Pertumbuhan Tulang Tulang mencapai kematangannya setelah pubertas dan pertumbuhan seimbang hanya sampai usia 35 tahun. Berikutnya mengalami percepatan reabsorpsi sehingga terjadi penurunan massa tulang sehingga pada usila menjadi rentan terhadap injury. Pertumbuhan dipengaruhi hormon & mineral.

Penyusun Tulang Tulang disusun oleh sel-sel tulang yang terdiri dari osteosit, osteoblast dan osteoklast serta matriks tulang. Matriks tulang mengandung unsur organik terutama kalsium dan fosfor.

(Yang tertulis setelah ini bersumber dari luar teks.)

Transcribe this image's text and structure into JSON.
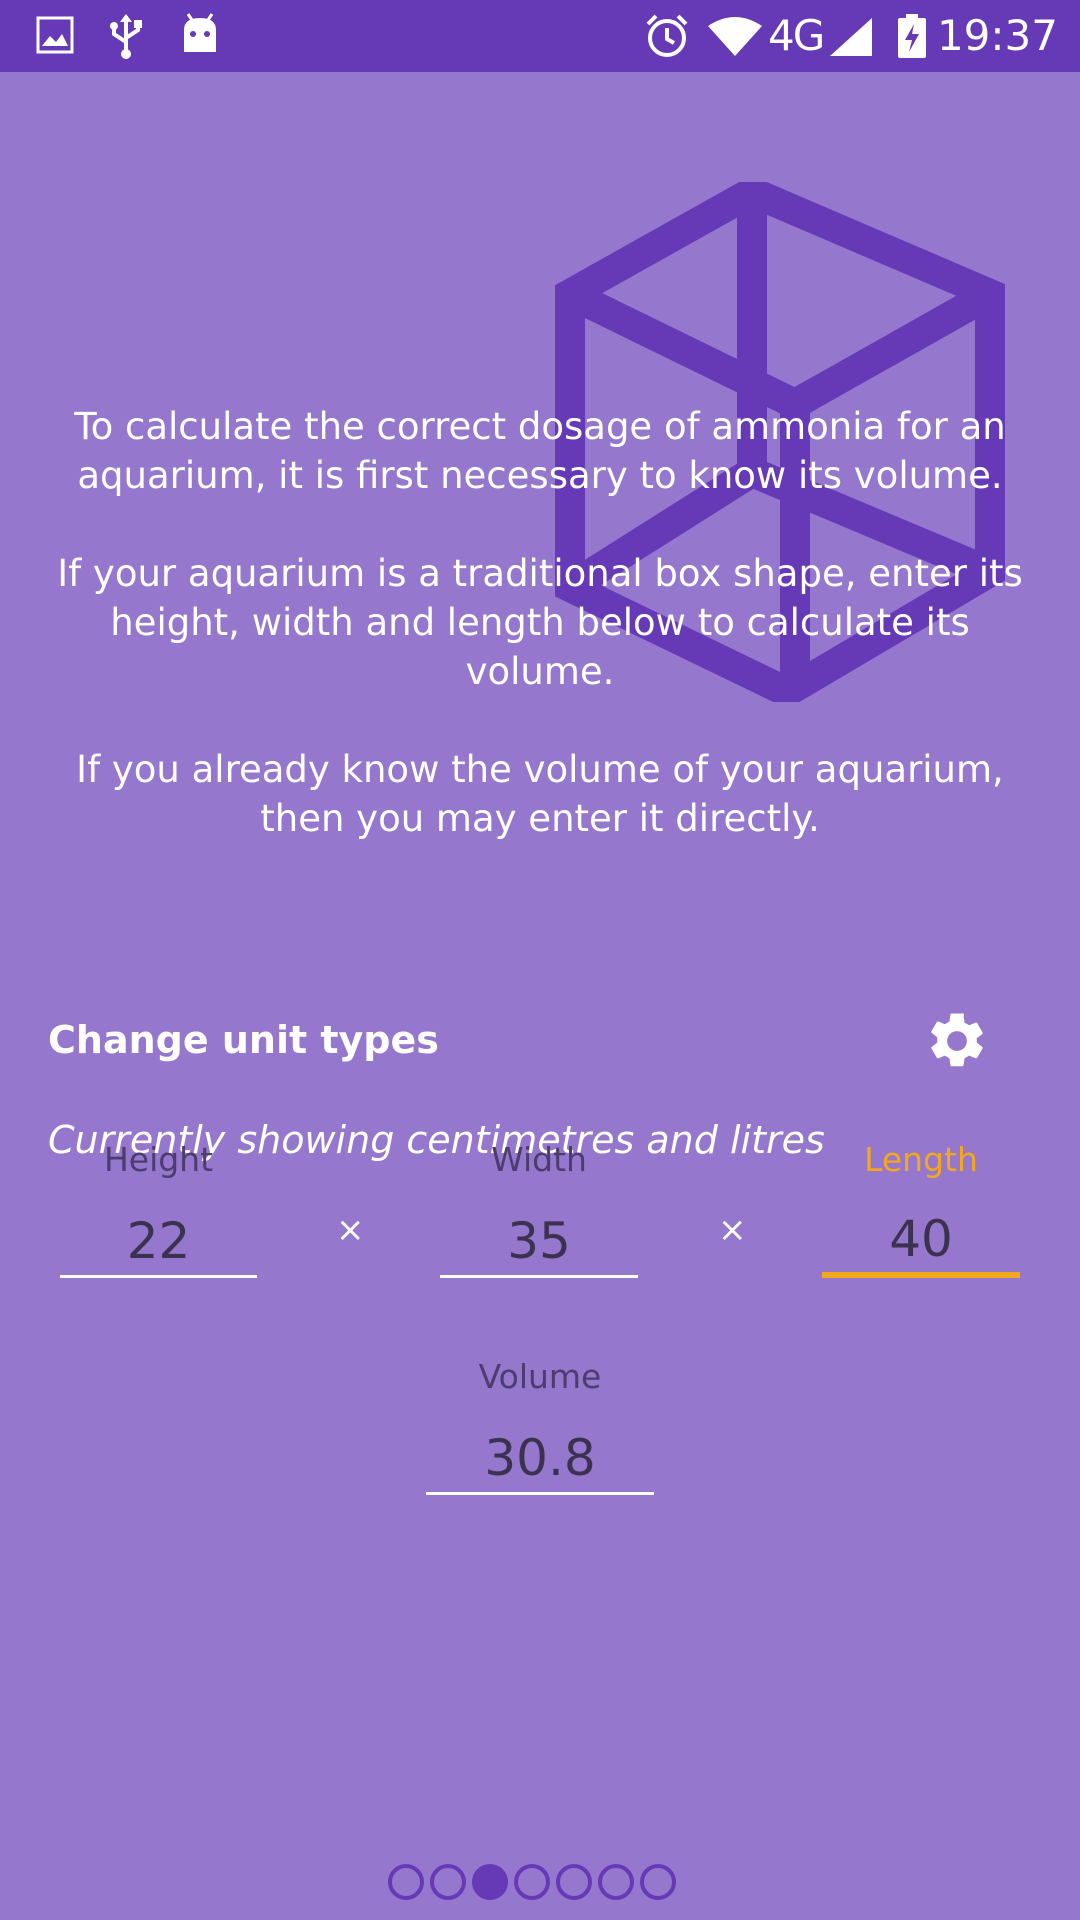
{
  "status_bar": {
    "time": "19:37",
    "network": "4G",
    "icons": [
      "gallery-icon",
      "usb-icon",
      "android-icon",
      "alarm-icon",
      "wifi-icon",
      "signal-icon",
      "battery-charging-icon"
    ]
  },
  "intro": {
    "paragraph_1": "To calculate the correct dosage of ammonia for an aquarium, it is first necessary to know its volume.",
    "paragraph_2": "If your aquarium is a traditional box shape, enter its height, width and length below to calculate its volume.",
    "paragraph_3": "If you already know the volume of your aquarium, then you may enter it directly."
  },
  "units": {
    "title": "Change unit types",
    "subtitle": "Currently showing centimetres and litres",
    "settings_icon": "gear-icon"
  },
  "dimensions": {
    "height": {
      "label": "Height",
      "value": "22"
    },
    "width": {
      "label": "Width",
      "value": "35"
    },
    "length": {
      "label": "Length",
      "value": "40"
    },
    "separator": "×"
  },
  "volume": {
    "label": "Volume",
    "value": "30.8"
  },
  "pager": {
    "total": 7,
    "active_index": 2
  },
  "colors": {
    "status_bar": "#6639b7",
    "background": "#9577cd",
    "accent": "#f2a81b",
    "illustration": "#6639b7"
  }
}
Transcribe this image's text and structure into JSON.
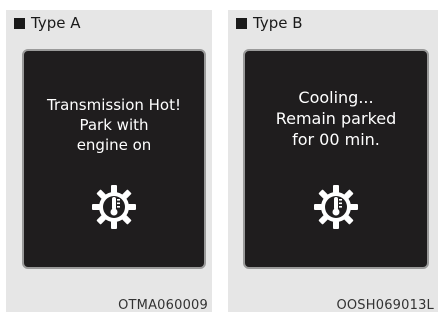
{
  "panels": [
    {
      "label": "Type A",
      "message_lines": [
        "Transmission Hot!",
        "Park with",
        "engine on"
      ],
      "icon": "transmission-temperature-icon",
      "code": "OTMA060009"
    },
    {
      "label": "Type B",
      "message_lines": [
        "Cooling...",
        "Remain parked",
        "for 00 min."
      ],
      "icon": "transmission-temperature-icon",
      "code": "OOSH069013L"
    }
  ],
  "colors": {
    "panel_background": "#e6e6e6",
    "display_background": "#1f1d1e",
    "display_border": "#9a9a9a",
    "display_text": "#ffffff"
  }
}
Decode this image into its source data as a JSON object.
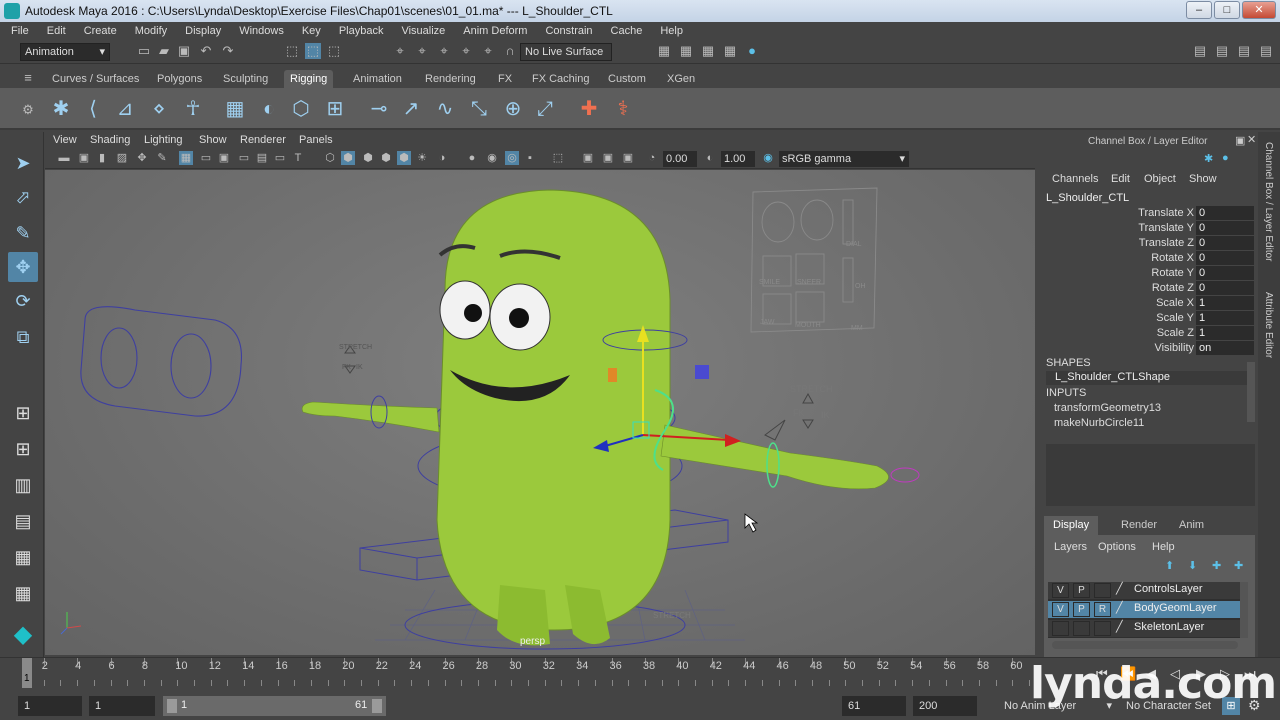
{
  "window": {
    "title": "Autodesk Maya 2016 :  C:\\Users\\Lynda\\Desktop\\Exercise Files\\Chap01\\scenes\\01_01.ma*    ---    L_Shoulder_CTL",
    "minimize": "–",
    "maximize": "□",
    "close": "✕"
  },
  "menu": [
    "File",
    "Edit",
    "Create",
    "Modify",
    "Display",
    "Windows",
    "Key",
    "Playback",
    "Visualize",
    "Anim Deform",
    "Constrain",
    "Cache",
    "Help"
  ],
  "status_line": {
    "mode": "Animation",
    "live_surface": "No Live Surface"
  },
  "shelf_tabs": [
    "Curves / Surfaces",
    "Polygons",
    "Sculpting",
    "Rigging",
    "Animation",
    "Rendering",
    "FX",
    "FX Caching",
    "Custom",
    "XGen"
  ],
  "active_shelf": "Rigging",
  "viewport": {
    "menu": [
      "View",
      "Shading",
      "Lighting",
      "Show",
      "Renderer",
      "Panels"
    ],
    "exposure": "0.00",
    "gamma": "1.00",
    "color_space": "sRGB gamma",
    "camera": "persp",
    "labels": {
      "stretch": "STRETCH",
      "fk": "FK",
      "ik": "IK",
      "dial": "DIAL",
      "smile": "SMILE",
      "sneer": "SNEER",
      "oh": "OH",
      "jaw": "JAW",
      "mouth": "MOUTH",
      "mm": "MM"
    }
  },
  "channel_box": {
    "title": "Channel Box / Layer Editor",
    "menu": [
      "Channels",
      "Edit",
      "Object",
      "Show"
    ],
    "object": "L_Shoulder_CTL",
    "attributes": [
      {
        "name": "Translate X",
        "value": "0"
      },
      {
        "name": "Translate Y",
        "value": "0"
      },
      {
        "name": "Translate Z",
        "value": "0"
      },
      {
        "name": "Rotate X",
        "value": "0"
      },
      {
        "name": "Rotate Y",
        "value": "0"
      },
      {
        "name": "Rotate Z",
        "value": "0"
      },
      {
        "name": "Scale X",
        "value": "1"
      },
      {
        "name": "Scale Y",
        "value": "1"
      },
      {
        "name": "Scale Z",
        "value": "1"
      },
      {
        "name": "Visibility",
        "value": "on"
      }
    ],
    "shapes_header": "SHAPES",
    "shape": "L_Shoulder_CTLShape",
    "inputs_header": "INPUTS",
    "inputs": [
      "transformGeometry13",
      "makeNurbCircle11"
    ]
  },
  "side_tabs": [
    "Channel Box / Layer Editor",
    "Attribute Editor"
  ],
  "layer_editor": {
    "tabs": [
      "Display",
      "Render",
      "Anim"
    ],
    "active_tab": "Display",
    "menu": [
      "Layers",
      "Options",
      "Help"
    ],
    "layers": [
      {
        "v": "V",
        "p": "P",
        "r": "",
        "name": "ControlsLayer",
        "selected": false
      },
      {
        "v": "V",
        "p": "P",
        "r": "R",
        "name": "BodyGeomLayer",
        "selected": true
      },
      {
        "v": "",
        "p": "",
        "r": "",
        "name": "SkeletonLayer",
        "selected": false
      }
    ]
  },
  "timeline": {
    "ticks": [
      "1",
      "2",
      "4",
      "6",
      "8",
      "10",
      "12",
      "14",
      "16",
      "18",
      "20",
      "22",
      "24",
      "26",
      "28",
      "30",
      "32",
      "34",
      "36",
      "38",
      "40",
      "42",
      "44",
      "46",
      "48",
      "50",
      "52",
      "54",
      "56",
      "58",
      "60"
    ],
    "current_frame": "1"
  },
  "range": {
    "start": "1",
    "playback_start": "1",
    "slider_start": "1",
    "slider_end": "61",
    "playback_end": "61",
    "end": "200",
    "anim_layer": "No Anim Layer",
    "character_set": "No Character Set"
  },
  "watermark": "lynda.com"
}
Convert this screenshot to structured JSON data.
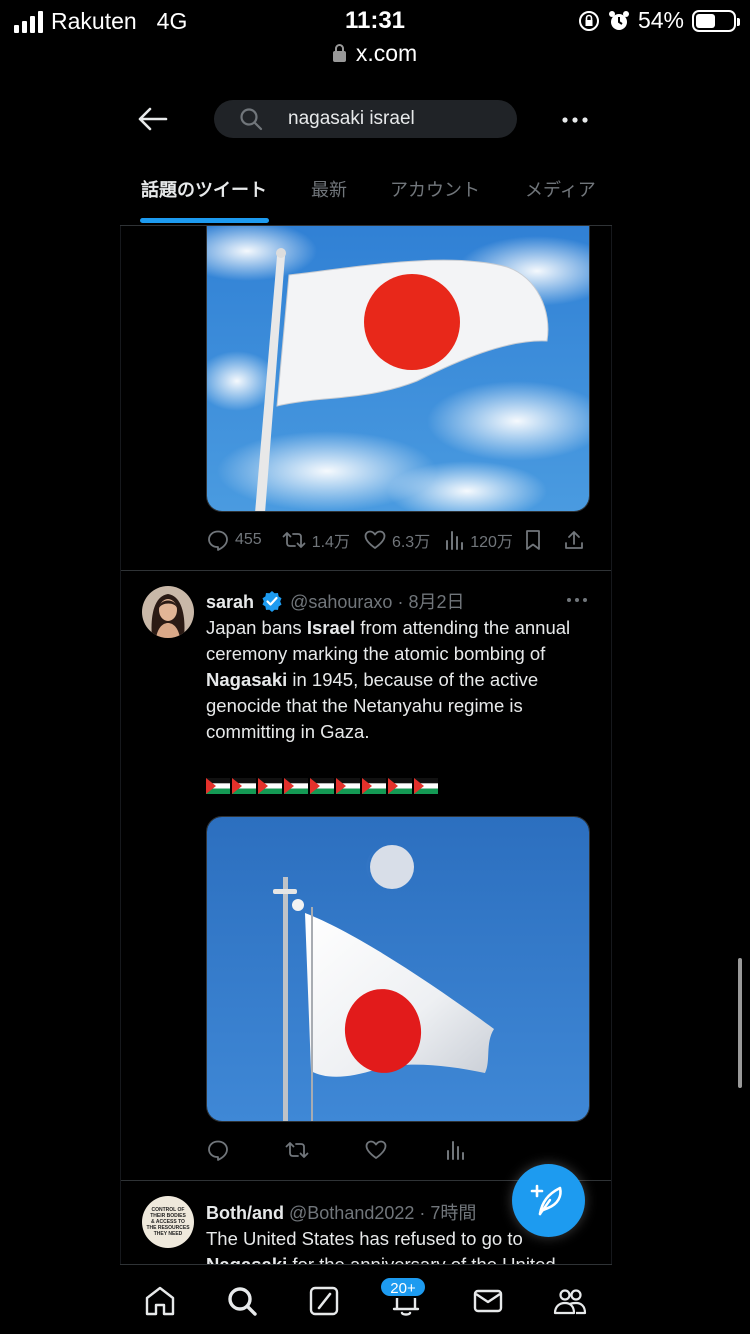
{
  "status_bar": {
    "carrier": "Rakuten",
    "network": "4G",
    "time": "11:31",
    "battery": "54%",
    "battery_level": 0.54,
    "url": "x.com"
  },
  "header": {
    "search_value": "nagasaki israel",
    "tabs": [
      "話題のツイート",
      "最新",
      "アカウント",
      "メディア"
    ],
    "active_tab": 0
  },
  "tweet_prev": {
    "stats": {
      "replies": "455",
      "retweets": "1.4万",
      "likes": "6.3万",
      "views": "120万"
    }
  },
  "tweet_sarah": {
    "name": "sarah",
    "handle": "@sahouraxo",
    "date": "8月2日",
    "verified": true,
    "text_parts": [
      {
        "t": "Japan bans ",
        "b": false
      },
      {
        "t": "Israel",
        "b": true
      },
      {
        "t": " from attending the annual ceremony marking the atomic bombing of ",
        "b": false
      },
      {
        "t": "Nagasaki",
        "b": true
      },
      {
        "t": " in 1945, because of the active genocide that the Netanyahu regime is committing in Gaza.",
        "b": false
      }
    ],
    "flag_emoji_count": 9
  },
  "tweet_both": {
    "name": "Both/and",
    "handle": "@Bothand2022",
    "date": "7時間",
    "avatar_text": [
      "CONTROL OF",
      "THEIR BODIES",
      "& ACCESS TO",
      "THE RESOURCES",
      "THEY NEED"
    ],
    "text_line1": "The United States has refused to go to",
    "text_line2_bold": "Nagasaki",
    "text_line2_rest": " for the anniversary of the United"
  },
  "bottom_nav": {
    "items": [
      "home-icon",
      "search-icon",
      "compose-tab-icon",
      "notifications-icon",
      "messages-icon",
      "communities-icon"
    ],
    "notification_badge": "20+"
  },
  "colors": {
    "accent": "#1d9bf0",
    "background": "#000000",
    "secondary_text": "#71767b",
    "divider": "#2f3336"
  }
}
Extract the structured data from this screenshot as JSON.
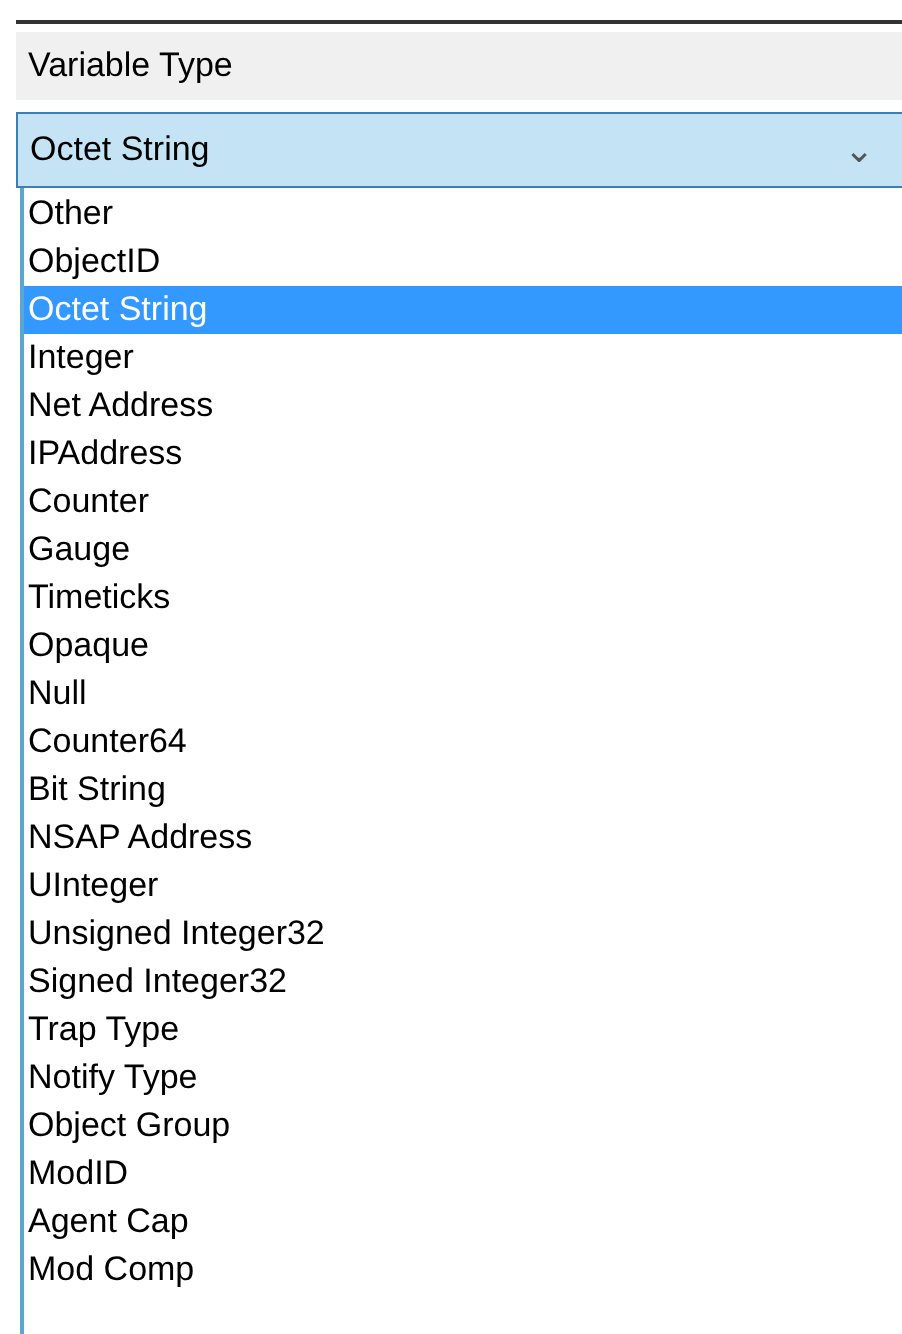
{
  "label": "Variable Type",
  "combo": {
    "value": "Octet String",
    "arrow": "⌄"
  },
  "options": [
    {
      "label": "Other",
      "selected": false
    },
    {
      "label": "ObjectID",
      "selected": false
    },
    {
      "label": "Octet String",
      "selected": true
    },
    {
      "label": "Integer",
      "selected": false
    },
    {
      "label": "Net Address",
      "selected": false
    },
    {
      "label": "IPAddress",
      "selected": false
    },
    {
      "label": "Counter",
      "selected": false
    },
    {
      "label": "Gauge",
      "selected": false
    },
    {
      "label": "Timeticks",
      "selected": false
    },
    {
      "label": "Opaque",
      "selected": false
    },
    {
      "label": "Null",
      "selected": false
    },
    {
      "label": "Counter64",
      "selected": false
    },
    {
      "label": "Bit String",
      "selected": false
    },
    {
      "label": "NSAP Address",
      "selected": false
    },
    {
      "label": "UInteger",
      "selected": false
    },
    {
      "label": "Unsigned Integer32",
      "selected": false
    },
    {
      "label": "Signed Integer32",
      "selected": false
    },
    {
      "label": "Trap Type",
      "selected": false
    },
    {
      "label": "Notify Type",
      "selected": false
    },
    {
      "label": "Object Group",
      "selected": false
    },
    {
      "label": "ModID",
      "selected": false
    },
    {
      "label": "Agent Cap",
      "selected": false
    },
    {
      "label": "Mod Comp",
      "selected": false
    }
  ]
}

Struktur Tulang Secara makroskopis tulang terdiri dari dua bagian yaitu pars spongiosa (jaringan berongga) dan pars kompakta (bagian yang berupa jaringan padat). Permukaan luar tulang dilapisi selubung fibrosa (periosteum); lapis tipis jaringan ikat (endosteum) melapisi rongga sumsum & meluas ke dalam kanalikuli tulang kompak. Membran periosteum berasal dari perikondrium tulang rawan yang merupakan pusat osifikasi. Periosteum merupakan selaput luar tulang yang tipis. Periosteum mengandung osteoblas (sel pembentuk jaringan tulang), jaringan ikat dan pembuluh darah. Periosteum merupakan tempat melekatnya otot-otot rangka (skelet) ke tulang dan berperan dalam memberikan nutrisi, pertumbuhan dan reparasi tulang rusak. Pars kompakta teksturnya halus dan sangat kuat. Tulang kompak memiliki sedikit rongga dan lebih banyak mengandung kapur (Calsium Phosfat dan Calsium Carbonat) sehingga tulang menjadi padat dan kuat. Kandungan tulang manusia dewasa lebih banyak mengandung kapur dibandingkan dengan anakanak maupun bayi. Bayi dan anak-anak memiliki tulang yang lebih banyak mengandung serat-serat sehingga lebih lentur. Tulang kompak paling banyak ditemukan pada tulang kaki dan tulang tangan. Pars spongiosa merupakan jaringan tulang yang berongga seperti spon (busa). Rongga tersebut diisi oleh sumsum merah yang dapat memproduksi sel-sel darah. Tulang spongiosa terdiri dari kisi-kisi tipis tulang yang disebut trabekula. Secara Mikroskopis tulang terdiri dari : 1. Sistem Havers (saluran yang berisi serabut saraf, pembuluh darah, aliran limfe) 2. Lamella (lempeng tulang yang tersusun konsentris). 3. Lacuna (ruangan kecil yang terdapat di antara lempenganlempengan yang mengandung sel tulang).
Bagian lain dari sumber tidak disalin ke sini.